If, upon reading this, you thought to yourself, “there is no human being alive who could possibly have concluded that this is happening” . . . well, then you were correct, because it turns out that no human being alive did conclude that this is happening. Instead, Milbank’s evidence — which he describes hilariously as “painstakingly assembled” “proof” — came from a bunch of servers. “At my request,” he explained, “Forge.ai, a data analytics unit of the information company FiscalNote

 

combed through more than 200,000 articles — tens of millions of words — from 65 news websites (newspapers, network and cable news, political publications, news wires and more) to do a “sentiment analysis” of coverage. Using algorithms that give weight to certain adjectives based on their placement in the story, it rated the coverage Biden received in the first 11 months of 2021 and the coverage President Donald Trump got in the first 11 months of 2020.

 

Responding to Milbank’s conclusions, the statistician Nate Silver noted drily that “the degree to which the extremely nontransparent ‘AI’ analysis cited by Milbank should shift our priors” on this question “is somewhere between zero and less than zero.” Silver is correct. Milbank’s credulous talk may impress the partisan laymen, but the harsh truth is that what he is selling here is closer to snake oil than to “artificial intelligence” (itself a marketing term). In his piece, Milbank claims that “artificial intelligence can now measure the negativity with precision.” But this isn’t true — it can’t be. Human communication is extraordinarily complex, and it remains the case the most sophisticated algorithms struggle to parse it usefully. Absent heavy-handed intervention, “AI” is unable to comprehend commonplace linguistic tools such as irony, sarcasm, cynicism, in-jokes, callback-humor, and self-deprecation, and because they are so heavily contextual, it is of extremely limited use when attempting to judge the tone or scope of quotidian human sentiments. In a categorical sense, “she’s not a good violinist” and “she’s the worst f***ing violin player in the world” are both “negative.” But they do not represent the same critique. You know that. I do, too.

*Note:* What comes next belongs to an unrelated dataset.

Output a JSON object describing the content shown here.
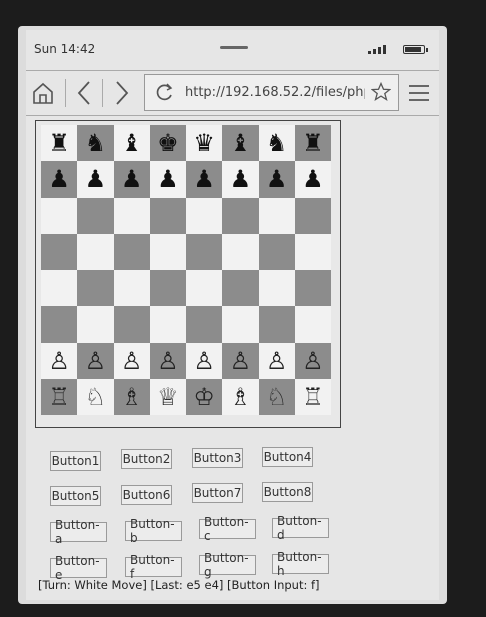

But does an undisclosed algorithm, utilizing a set of unrevealed input variables, deployed by a researcher of unknown quality, at the behest of a partisan journalist? Let’s say that the odds aren’t great.

 

Nothing about political language excludes it from these structural deficiencies. “President Biden failed to implement his vaccine mandate,” “President Trump is a failure and has left the country in an unhealthy state,” and “Senator Dole’s health eventually failed him” are superficially similar statements. But they do not amount to the same sentiments when processed by nuanced human ears. Likewise, straight pieces documenting adverse things that have happened to a political figure, recording their poor polling numbers, or chronicling disagreements within their party, are not intrinsically or deliberately “negative” in nature, but are all liable to be interpreted as such by drones.

 

There is a reason that Milbank’s piece provoked such hysterical laughter upon publication, and that reason was that its readers were people, who were in possession of sophisticated brains, of ears that can process distinctions, and of political memories that go back earlier than January of this year. I am, as my readers know, both an enormous devotee of technology and a self-confessed tinkerer (you can’t tell me to “learn to code,” because I already can), but even I have not been so blinded by the lights of science that I consider a glorified Ctrl + F program that has been told to “give weight to certain adjectives based on their placement in the story” to be more capable of grasping attitude, tone, scope, disposition, proclivity, and sensibility than real-time, real-life human observers.

 

Does Forge.ai have a service that detects obvious gaslighting?